The President Finally asked the Question

At yesterday’s press conference, President Barack Obama finally said something I have been waiting for any politician or leader to ask. One of the shared beliefs between the Republican Party and the Tea Party movement is that they want a smaller government. While that sounds nice, he finally asked, “What will you cut?”

It’s one thing to say “I want lower taxes and smaller government” but no candidate today has really come out to tell us what they intend to do. On the local level, two of Fairfield’s three state representative districts have Republican challengers whose rhetoric comes straight from the GOP playbook. They have both decried the budget deficits in Hartford but are calling for smaller government and lower taxes without once enumerating what they would do to solve either problem.

As it is the Tea Party is a cause in search of a structure so some members of the party have advocated eliminated the Environmental Protection Agency and the departments of Energy and Education. The Tea Party, at least some chapters, strongly belief in state’s rights and want management of these areas returned to the state level.

One question I think should be asked of every candidate who says they want smaller government is exactly how small? One reason the federal government has grown so large (and yes bloated in spots, cumbersome in others) is because state shave proven ineffective at managing.

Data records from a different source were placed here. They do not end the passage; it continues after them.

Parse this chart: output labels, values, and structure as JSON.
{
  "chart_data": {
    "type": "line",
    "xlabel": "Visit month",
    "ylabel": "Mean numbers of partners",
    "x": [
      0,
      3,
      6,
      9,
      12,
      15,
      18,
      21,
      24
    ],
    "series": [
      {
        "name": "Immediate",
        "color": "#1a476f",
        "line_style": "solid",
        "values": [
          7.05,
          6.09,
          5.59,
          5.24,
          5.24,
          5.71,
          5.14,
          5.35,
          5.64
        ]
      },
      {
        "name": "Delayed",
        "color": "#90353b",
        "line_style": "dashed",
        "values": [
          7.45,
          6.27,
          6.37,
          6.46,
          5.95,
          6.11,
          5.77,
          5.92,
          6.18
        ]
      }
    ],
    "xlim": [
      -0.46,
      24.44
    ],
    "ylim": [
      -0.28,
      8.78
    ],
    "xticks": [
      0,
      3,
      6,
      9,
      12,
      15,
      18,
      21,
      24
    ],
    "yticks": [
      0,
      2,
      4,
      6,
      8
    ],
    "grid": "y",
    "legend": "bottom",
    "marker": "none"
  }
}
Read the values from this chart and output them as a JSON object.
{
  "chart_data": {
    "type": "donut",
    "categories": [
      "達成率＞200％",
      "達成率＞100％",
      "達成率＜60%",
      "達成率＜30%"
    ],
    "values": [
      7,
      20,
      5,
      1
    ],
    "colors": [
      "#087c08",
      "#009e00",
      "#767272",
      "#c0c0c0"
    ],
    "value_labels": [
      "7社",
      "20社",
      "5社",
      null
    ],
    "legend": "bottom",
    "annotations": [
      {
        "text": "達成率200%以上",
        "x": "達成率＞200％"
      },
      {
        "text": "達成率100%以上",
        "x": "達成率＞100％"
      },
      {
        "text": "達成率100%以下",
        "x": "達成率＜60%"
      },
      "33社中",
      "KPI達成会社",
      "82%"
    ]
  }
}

After all, one example I can use is the Race to the Top. The White House dangled millions in education aid, but only if states raised the bar on educational standards and demanded better accountability from the faculty. Our country’s children will benefit as a result, but the states didn’t decide to do this for themselves.

Would the Republicans and Tea Party advocates really want the government to stop testing drugs before they go to market or inspecting farms before produce is sold to consumers? Should manufacturers and financial institutions really have to conform to as many as 50 different state standards of conduct? What would that wind up costing us?

On the subject of taxes and the deficit, I have yet to hear our state rep candidates or federal politicians actually present plans to deal with the deficit (and the looming time bomb of social security).

How on earth can a voter properly decided between candidates if all they hear is lower taxes? Sure it sounds good, but dig deeper. Ask the questions they hope you won’t because then they have to commit themselves. Here in Connecticut, Senatorial candidate Linda McMahon (of the WWE empire), has told the press she didn’t want to get into specific programs during a campaign so we have no idea how to judge her positions against her opponent, Connecticut Attorney General Richard Blumenthal.

Wherever you live, please, ask the questions and don’t let them sidestep you. Get them to commit so they can be judged, and if elected, held accountable.

4 comments

  • Matt

    Social Security is not a “looming time bomb” — even under the most pessimistic scenarios, it is projected to be in the black for decades to come, and modest fixes (such as eliminating the cap on taxed income) will fully fund the program indefinitely. Conveniently — or inconveniently, depending on your perspective — the projected long-term shortfall as a share of GDP is identical to the value of the Bush tax cuts for those making over $250,000 a year.

  • Peter David

    What’s a little frightening is that some of the Tea Party types have already listed a few things that they want to cut: Obamacare. Medicare. Social Security. They want to shut down the EPA and, if I recall correctly, the department of education. Pretty much any Democratic initiative going all the way back to FDR that benefits the commonwealth.

    PAD

  • My belief is in the need to find principled candidates. A lot of people in government on both the Democrat and Republican sides of the aisle are too beholden to special interests and the lure of money and power to care about what is good for the country and what their constituents want. If laws like Obamacare are voted on without a full grasp of what exactly is in the legislation, there’s a problem. While there needs to be reform, it shouldn’t come at the expense of saying yes to something that we don’t know the full extent of just because the people pushing it are the ones in power.

    You’re right about finding out what each candidate is about when it comes to the issues. One example is Scott Brown of Massachusetts. A lot of conservatives bought into the idea of him being a conservative that would take over the Ted Kennedy Senate seat and be on the side of the Right. Instead he’s voted with the Democrats on a number of bills that conservatives were against. Sometimes when we choose candidates, we choose between the lesser of two evils, but this is why we have elections. When the next election comes around, we can vote their ass out if they don’t do a good job.